A veces, cuando he tenido un mal día, me siento en la terraza a observar mis pájaros detenidamente. Hundo entonces mis pensamientos entre los barrotes para hacerlos más ligeros saltando de palo en palo.

Por un instante me dejo abstraer por la belleza de lo liviano y al sentir la mirada curiosa de mis pájaros, siento como mi alma se envuelve de vivos colores.

Es entonces cuando el mundo se empequeñece para acabar tomando el tamaño despreocupado de un pájaro y recíprocamente, este toma el tamaño del mundo para volverlo frágil, volátil y mullido.
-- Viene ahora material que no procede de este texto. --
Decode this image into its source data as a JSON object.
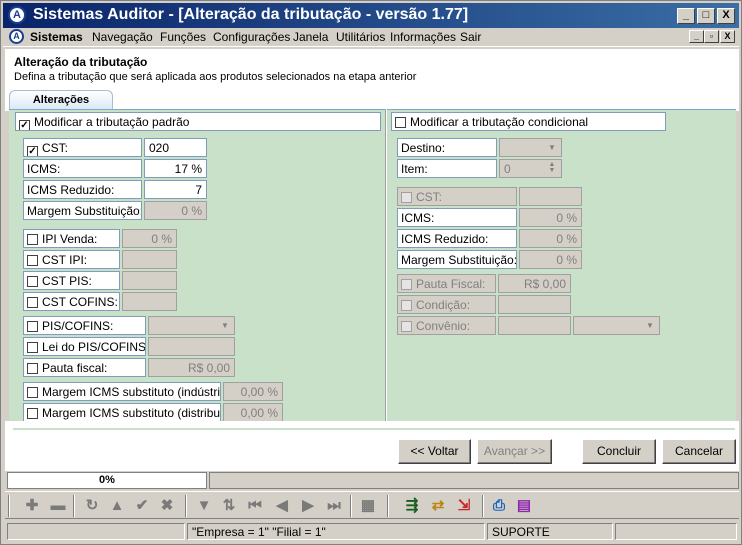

Dentro de ese nuevo ser siento un agradable calor, un calor que quema todos mis malos recuerdos, y espíritus como el mío se van agrupando y perfilando una nueva constelación que orbita en derredor de un corazón melodioso.

De pronto un haz de luz se cuela por la ventana y proyecta la vivaz imagen de mi pájaro contra la pared encalada. Surgen como por arte de magia, sombras chinescas entre las que no tardan en aparecer imágenes de mi infancia, de mis seres queridos, de mi añorada perra “golfa”, y siento mi espíritu elevarse como un trino prendido al aire de Levante.

Cuando todo ha acabado, reparo en mí como una triste sombra engañada por lo fútil y lo ordinario, y me doy cuenta de que las apariencias nos sustraen de lo verdadero y de lo bello para acabar robándonos la felicidad.